1. 23 L.P.R.A. § 671d.

2. The Rule provides that "The district court, upon a showing of excusable neglect or good cause, may extend the time for filing a notice of appeal upon motion filed not later than 30 days after the expiration of the time prescribed by this Rule 4(a)." Fed. R. App. P. 4(a)(5).

3. The court accordingly remanded for a full hearing on the issue. The case was later dismissed as moot.

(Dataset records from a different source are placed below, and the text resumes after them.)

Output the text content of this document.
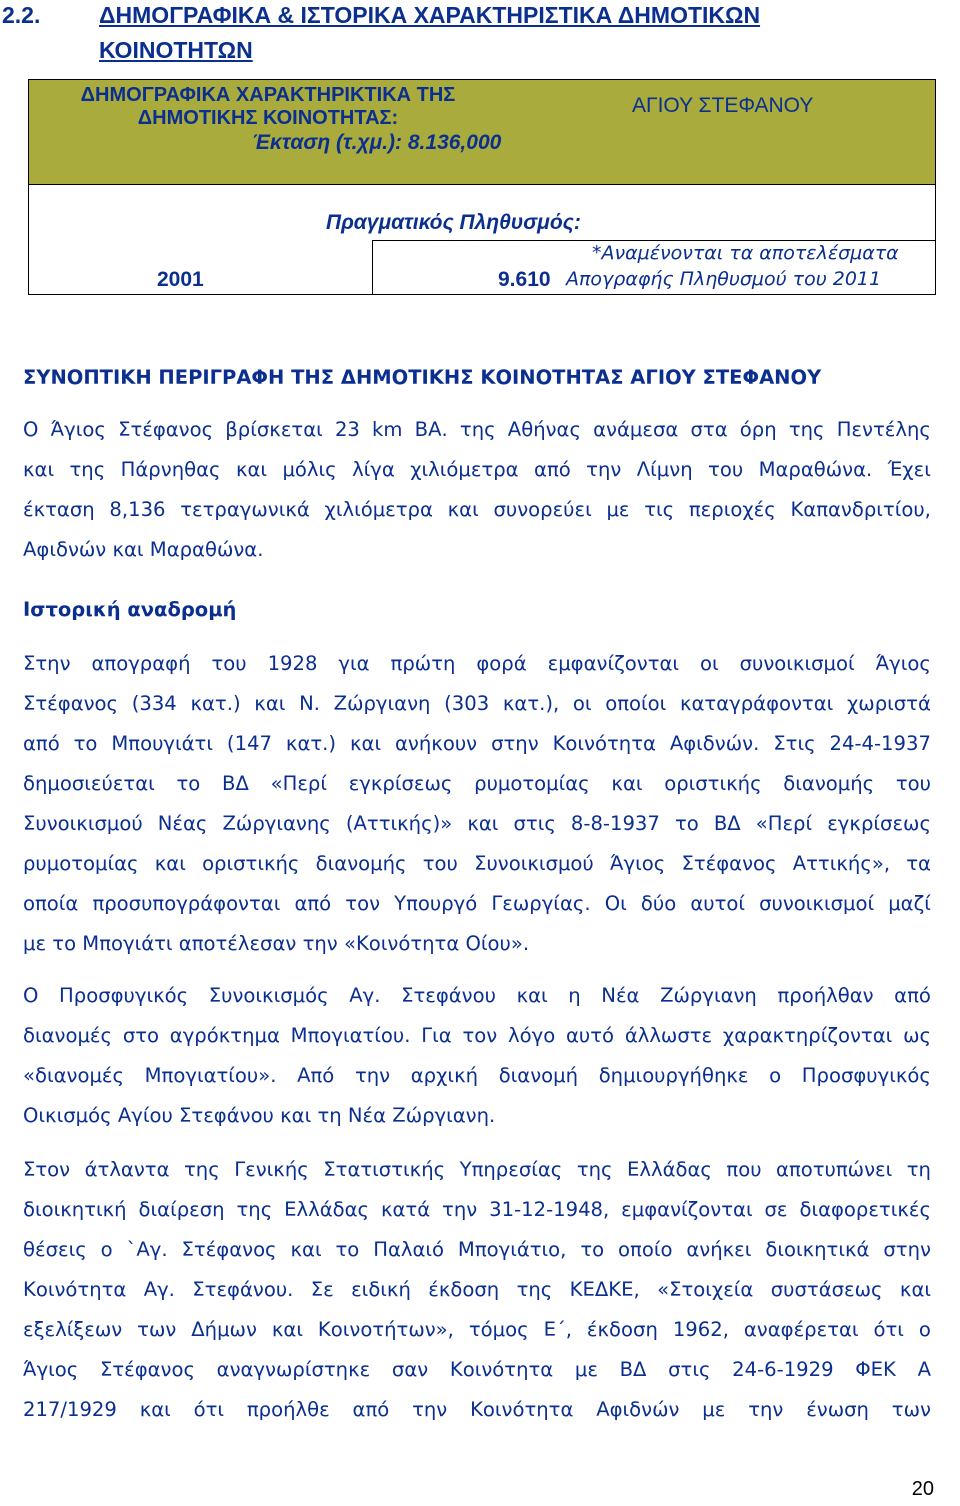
2.2.	ΔΗΜΟΓΡΑΦΙΚΑ & ΙΣΤΟΡΙΚΑ ΧΑΡΑΚΤΗΡΙΣΤΙΚΑ ΔΗΜΟΤΙΚΩΝ
ΚΟΙΝΟΤΗΤΩΝ
ΔΗΜΟΓΡΑΦΙΚΑ ΧΑΡΑΚΤΗΡΙΚΤΙΚΑ ΤΗΣ
ΔΗΜΟΤΙΚΗΣ ΚΟΙΝΟΤΗΤΑΣ:
ΑΓΙΟΥ ΣΤΕΦΑΝΟΥ
Έκταση (τ.χμ.): 8.136,000
Πραγματικός Πληθυσμός:
2001	9.610
*Αναμένονται τα αποτελέσματα
Απογραφής Πληθυσμού του 2011
ΣΥΝΟΠΤΙΚΗ ΠΕΡΙΓΡΑΦΗ ΤΗΣ ΔΗΜΟΤΙΚΗΣ ΚΟΙΝΟΤΗΤΑΣ ΑΓΙΟΥ ΣΤΕΦΑΝΟΥ
Ο Άγιος Στέφανος βρίσκεται 23 km ΒΑ. της Αθήνας ανάμεσα στα όρη της Πεντέλης
και της Πάρνηθας και μόλις λίγα χιλιόμετρα από την Λίμνη του Μαραθώνα. Έχει
έκταση 8,136 τετραγωνικά χιλιόμετρα και συνορεύει με τις περιοχές Καπανδριτίου,
Αφιδνών και Μαραθώνα.
Ιστορική αναδρομή
Στην απογραφή του 1928 για πρώτη φορά εμφανίζονται οι συνοικισμοί Άγιος
Στέφανος (334 κατ.) και Ν. Ζώργιανη (303 κατ.), οι οποίοι καταγράφονται χωριστά
από το Μπουγιάτι (147 κατ.) και ανήκουν στην Κοινότητα Αφιδνών. Στις 24-4-1937
δημοσιεύεται το ΒΔ «Περί εγκρίσεως ρυμοτομίας και οριστικής διανομής του
Συνοικισμού Νέας Ζώργιανης (Αττικής)» και στις 8-8-1937 το ΒΔ «Περί εγκρίσεως
ρυμοτομίας και οριστικής διανομής του Συνοικισμού Άγιος Στέφανος Αττικής», τα
οποία προσυπογράφονται από τον Υπουργό Γεωργίας. Οι δύο αυτοί συνοικισμοί μαζί
με το Μπογιάτι αποτέλεσαν την «Κοινότητα Οίου».
Ο Προσφυγικός Συνοικισμός Αγ. Στεφάνου και η Νέα Ζώργιανη προήλθαν από
διανομές στο αγρόκτημα Μπογιατίου. Για τον λόγο αυτό άλλωστε χαρακτηρίζονται ως
«διανομές Μπογιατίου». Από την αρχική διανομή δημιουργήθηκε ο Προσφυγικός
Οικισμός Αγίου Στεφάνου και τη Νέα Ζώργιανη.
Στον άτλαντα της Γενικής Στατιστικής Υπηρεσίας της Ελλάδας που αποτυπώνει τη
διοικητική διαίρεση της Ελλάδας κατά την 31-12-1948, εμφανίζονται σε διαφορετικές
θέσεις ο `Αγ. Στέφανος και το Παλαιό Μπογιάτιο, το οποίο ανήκει διοικητικά στην
Κοινότητα Αγ. Στεφάνου. Σε ειδική έκδοση της ΚΕΔΚΕ, «Στοιχεία συστάσεως και
εξελίξεων των Δήμων και Κοινοτήτων», τόμος Ε΄, έκδοση 1962, αναφέρεται ότι ο
Άγιος Στέφανος αναγνωρίστηκε σαν Κοινότητα με ΒΔ στις 24-6-1929 ΦΕΚ Α
217/1929 και ότι προήλθε από την Κοινότητα Αφιδνών με την ένωση των
20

Our tentative statement in Ainsworth that the Tourism Company may not be an arm of the Commonwealth, was based in part on the erroneous impression that "the Company is largely funded through the monies it receives as a result of its slot machine concessions." 818 F.2d at 1038. The district court in this case found that less than twenty percent of the Tourism Company's 1987-88 budget came from slot machine profits.

4. See 23 L.P.R.A. § 671b.

5. 23 L.P.R.A. § 671c.

6. 23 L.P.R.A. § 671j.

7. As examples of the Tourism Company's autonomy, PSC argues that the Executive Director of the Company creates its programs with only occasional involvement from the Governor and that the Executive Director has great leeway in the investment of its funds. PSC also asserts that the Governor's aide in charge of monitoring the Tourism Company meets only with the Company's Executive Director and its Assistant Director and never with the entire board.

8. See 23 L.P.R.A. § 671k.

9. 23 L.P.R.A. § 671a.

10. 23 L.P.R.A. § 671o.

11. 23 L.P.R.A. §§ 671d(h), 671l.

12. See 23 L.P.R.A. § 671e.

13. 23 L.P.R.A. § 671a.

14. 23 L.P.R.A. § 671d(f).

15. 23 L.P.R.A. § 671d(g).

16. 23 L.P.R.A. § 671d(l).

17. 23 L.P.R.A. § 671d(e).

18. In view of the foregoing discussion, we see no reason to separately address PSC's contention that the district court erred in denying its motion to alter or amend the judgment.